At Sun Sep 24, 06:53:00 PM, Anonymous said…
That was bad.
This weekend, I was driving to Abilene (alone w/ kids!) when YOU called. While talking I took the WRONG turn. I was 45 mins. from BRECKENRIDGE when I realized my mistake. I HATE being in the car alone w/ a 3 & 6 year old!! :-) CP
At Sun Sep 24, 07:05:00 PM, jettybetty said…
Yikes! That is really too much for one morning!
And yes, I would believe the root beer story--I did it myself--I had no child to blame. =-(
At Sun Sep 24, 08:41:00 PM, Anonymous said…
Andrew still loves Jenna. There is more Root Beer in the machine. You could go out to the park next Sunday and just see who shows up one week early. Call it prayer ministry or something.
And...don't ever call me a preacher.
Lynn
At Mon Sep 25, 09:45:00 AM, Stacey said…
Ouch. Thanks for making me remember how "easy" my morning at church really was?
How's the veg. stuff going?
At Mon Sep 25, 01:28:00 PM, KentF said…
Home church anyone?
At Mon Sep 25, 02:07:00 PM, Sarah P said…
Remind me again why it's a good idea to pack ball bearings in your child's diaper bag?
At Mon Sep 25, 02:10:00 PM, WinSpin said…
Oh my ... rough day ... precious memory ... One day the entire family will laugh about that occasion.
How old were you (2 or 3) when I was asked to speak at that little church in Beaumont?
While I was speaking you launched "Pew Puke" all over the rear of the building. Mom rushed you to the nursery to get you cleaned up. You commenced to vomit all over their nursery.
I've always wondered, "Was the sermon really all that bad?"
They never asked me to speak again. Probably a combination of my sermon and your tossed cookies.
At Mon Sep 25, 05:24:00 PM, Vonnie said…
I met Tracy (don't remember her last name but she teaches at ACU) at a blog party in Abilene last week and she told me how to pronounce your name. Did you see Desperate Housewifes Sunday night? I think this will be an interesting season. After your Sunday morning you deserved some comic relief.

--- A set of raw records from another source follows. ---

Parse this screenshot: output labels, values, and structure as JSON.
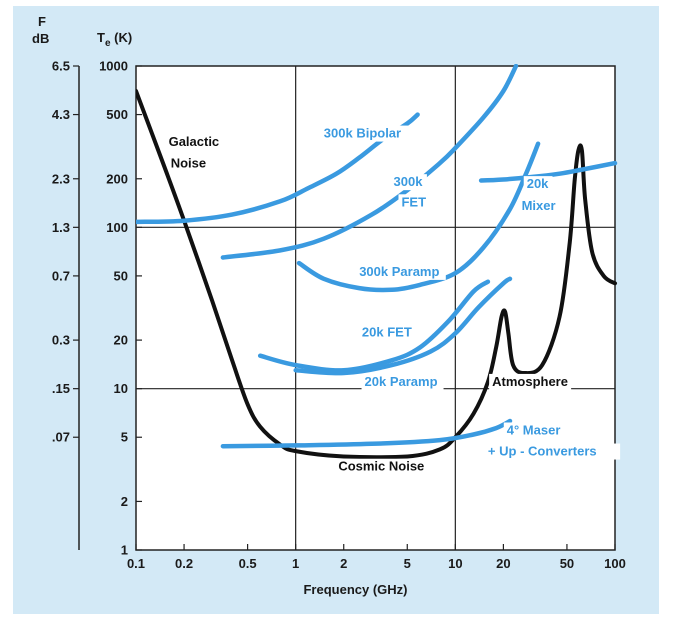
{
  "chart_data": {
    "type": "line",
    "xlabel": "Frequency (GHz)",
    "x_scale": "log",
    "xlim": [
      0.1,
      100
    ],
    "x_ticks": [
      {
        "value": 0.1,
        "label": "0.1"
      },
      {
        "value": 0.2,
        "label": "0.2"
      },
      {
        "value": 0.5,
        "label": "0.5"
      },
      {
        "value": 1,
        "label": "1"
      },
      {
        "value": 2,
        "label": "2"
      },
      {
        "value": 5,
        "label": "5"
      },
      {
        "value": 10,
        "label": "10"
      },
      {
        "value": 20,
        "label": "20"
      },
      {
        "value": 50,
        "label": "50"
      },
      {
        "value": 100,
        "label": "100"
      }
    ],
    "y_axis_te": {
      "label_main": "T",
      "label_sub": "e",
      "label_unit": " (K)",
      "scale": "log",
      "ylim": [
        1,
        1000
      ],
      "ticks": [
        {
          "value": 1,
          "label": "1"
        },
        {
          "value": 2,
          "label": "2"
        },
        {
          "value": 5,
          "label": "5"
        },
        {
          "value": 10,
          "label": "10"
        },
        {
          "value": 20,
          "label": "20"
        },
        {
          "value": 50,
          "label": "50"
        },
        {
          "value": 100,
          "label": "100"
        },
        {
          "value": 200,
          "label": "200"
        },
        {
          "value": 500,
          "label": "500"
        },
        {
          "value": 1000,
          "label": "1000"
        }
      ]
    },
    "y_axis_f": {
      "label_top": "F",
      "label_unit": "dB",
      "ticks": [
        {
          "te": 1000,
          "label": "6.5"
        },
        {
          "te": 500,
          "label": "4.3"
        },
        {
          "te": 200,
          "label": "2.3"
        },
        {
          "te": 100,
          "label": "1.3"
        },
        {
          "te": 50,
          "label": "0.7"
        },
        {
          "te": 20,
          "label": "0.3"
        },
        {
          "te": 10,
          "label": ".15"
        },
        {
          "te": 5,
          "label": ".07"
        }
      ]
    },
    "gridlines": {
      "x": [
        1,
        10
      ],
      "y": [
        10,
        100
      ]
    },
    "series": [
      {
        "name": "Galactic Noise / Cosmic Noise / Atmosphere",
        "color": "#111111",
        "points": [
          [
            0.1,
            700
          ],
          [
            0.15,
            240
          ],
          [
            0.2,
            110
          ],
          [
            0.3,
            35
          ],
          [
            0.4,
            15
          ],
          [
            0.5,
            8
          ],
          [
            0.6,
            5.8
          ],
          [
            0.8,
            4.5
          ],
          [
            1,
            4.1
          ],
          [
            2,
            3.8
          ],
          [
            5,
            3.8
          ],
          [
            8,
            4.2
          ],
          [
            10,
            5
          ],
          [
            13,
            7
          ],
          [
            16,
            11
          ],
          [
            18,
            18
          ],
          [
            19.5,
            28
          ],
          [
            20.5,
            30
          ],
          [
            21.5,
            22
          ],
          [
            23,
            14
          ],
          [
            27,
            12.5
          ],
          [
            35,
            14
          ],
          [
            45,
            28
          ],
          [
            52,
            80
          ],
          [
            56,
            200
          ],
          [
            59,
            300
          ],
          [
            62,
            300
          ],
          [
            65,
            150
          ],
          [
            72,
            70
          ],
          [
            85,
            50
          ],
          [
            100,
            45
          ]
        ]
      },
      {
        "name": "300k Bipolar",
        "color": "#3a9ae0",
        "points": [
          [
            0.1,
            108
          ],
          [
            0.2,
            110
          ],
          [
            0.4,
            120
          ],
          [
            0.8,
            145
          ],
          [
            1.2,
            175
          ],
          [
            1.8,
            215
          ],
          [
            2.5,
            270
          ],
          [
            3.5,
            350
          ],
          [
            5,
            440
          ],
          [
            5.8,
            500
          ]
        ]
      },
      {
        "name": "300k FET",
        "color": "#3a9ae0",
        "points": [
          [
            0.35,
            65
          ],
          [
            0.8,
            72
          ],
          [
            1.5,
            85
          ],
          [
            3,
            120
          ],
          [
            5,
            170
          ],
          [
            8,
            250
          ],
          [
            10,
            310
          ],
          [
            15,
            480
          ],
          [
            20,
            700
          ],
          [
            24,
            1000
          ]
        ]
      },
      {
        "name": "300k Paramp",
        "color": "#3a9ae0",
        "points": [
          [
            1.05,
            60
          ],
          [
            1.5,
            48
          ],
          [
            2.5,
            42
          ],
          [
            4,
            41
          ],
          [
            6,
            44
          ],
          [
            10,
            52
          ],
          [
            15,
            75
          ],
          [
            22,
            130
          ],
          [
            28,
            220
          ],
          [
            33,
            330
          ]
        ]
      },
      {
        "name": "20k FET",
        "color": "#3a9ae0",
        "points": [
          [
            0.6,
            16
          ],
          [
            1,
            14
          ],
          [
            2,
            13
          ],
          [
            4,
            15
          ],
          [
            6,
            18
          ],
          [
            9,
            26
          ],
          [
            13,
            40
          ],
          [
            16,
            46
          ]
        ]
      },
      {
        "name": "20k Paramp",
        "color": "#3a9ae0",
        "points": [
          [
            1,
            13
          ],
          [
            2,
            12.5
          ],
          [
            4,
            14
          ],
          [
            7,
            17
          ],
          [
            10,
            22
          ],
          [
            14,
            32
          ],
          [
            20,
            45
          ],
          [
            22,
            48
          ]
        ]
      },
      {
        "name": "20k Mixer",
        "color": "#3a9ae0",
        "points": [
          [
            14.5,
            195
          ],
          [
            20,
            198
          ],
          [
            30,
            205
          ],
          [
            45,
            215
          ],
          [
            65,
            230
          ],
          [
            100,
            250
          ]
        ]
      },
      {
        "name": "4° Maser + Up - Converters",
        "color": "#3a9ae0",
        "points": [
          [
            0.35,
            4.4
          ],
          [
            1,
            4.45
          ],
          [
            3,
            4.55
          ],
          [
            8,
            4.8
          ],
          [
            13,
            5.2
          ],
          [
            18,
            5.7
          ],
          [
            22,
            6.3
          ]
        ]
      }
    ],
    "annotations": [
      {
        "text": "Galactic",
        "x": 0.16,
        "y": 320,
        "color": "#111111"
      },
      {
        "text": "Noise",
        "x": 0.165,
        "y": 235,
        "color": "#111111"
      },
      {
        "text": "300k Bipolar",
        "x": 1.5,
        "y": 360,
        "color": "#3a9ae0"
      },
      {
        "text": "300k",
        "x": 4.1,
        "y": 180,
        "color": "#3a9ae0"
      },
      {
        "text": "FET",
        "x": 4.6,
        "y": 135,
        "color": "#3a9ae0"
      },
      {
        "text": "20k",
        "x": 28,
        "y": 175,
        "color": "#3a9ae0"
      },
      {
        "text": "Mixer",
        "x": 26,
        "y": 128,
        "color": "#3a9ae0"
      },
      {
        "text": "300k Paramp",
        "x": 2.5,
        "y": 50,
        "color": "#3a9ae0"
      },
      {
        "text": "20k FET",
        "x": 2.6,
        "y": 21,
        "color": "#3a9ae0"
      },
      {
        "text": "20k Paramp",
        "x": 2.7,
        "y": 10.4,
        "color": "#3a9ae0"
      },
      {
        "text": "Atmosphere",
        "x": 17,
        "y": 10.4,
        "color": "#111111"
      },
      {
        "text": "4° Maser",
        "x": 21,
        "y": 5.2,
        "color": "#3a9ae0"
      },
      {
        "text": "+ Up - Converters",
        "x": 16,
        "y": 3.85,
        "color": "#3a9ae0"
      },
      {
        "text": "Cosmic Noise",
        "x": 1.85,
        "y": 3.1,
        "color": "#111111"
      }
    ]
  }
}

At Mon Sep 25, 07:15:00 PM, Lynn said…
OH MY.....Had I been there, I think I would have moved up to help you. I like being a substitute "auntie" or "gma". It is a handful sometimes. I had three. And usually others sitting with us. I know it doesn't help to hear this but, this too shall pass.
At Tue Sep 26, 09:32:00 PM, Clarissa said…
I know we've never met, but I love you.
My youngest (my throw-up child) is now 3. "This too" is passing. However, I am still quite thankful for children's church for the two youngest after 10-15 minutes of having all four in the auditorium in between me and Rob (or one or both of us between two or more of them, depends who's fighting whom that day.) We're refereeing, taking hands away from where they do NOT belong (like on the person in front of us, or on an adjacent sibling) and putting them somewhere where they DO belong. We're trying to keep said 3-year-old from gleefully wandering out into the aisle and checking the whole place out, we're trying to shush the older children who seem to constantly be whispering MUCH too loudly, "How much longer?" or "Is it almost over?" or "When can we leave?" or "I'm hungry" or "I have to go to the potty/bathroom!" It's exhausting.
Waaah.
And then people tell us how well-behaved our kids are. I don't get it.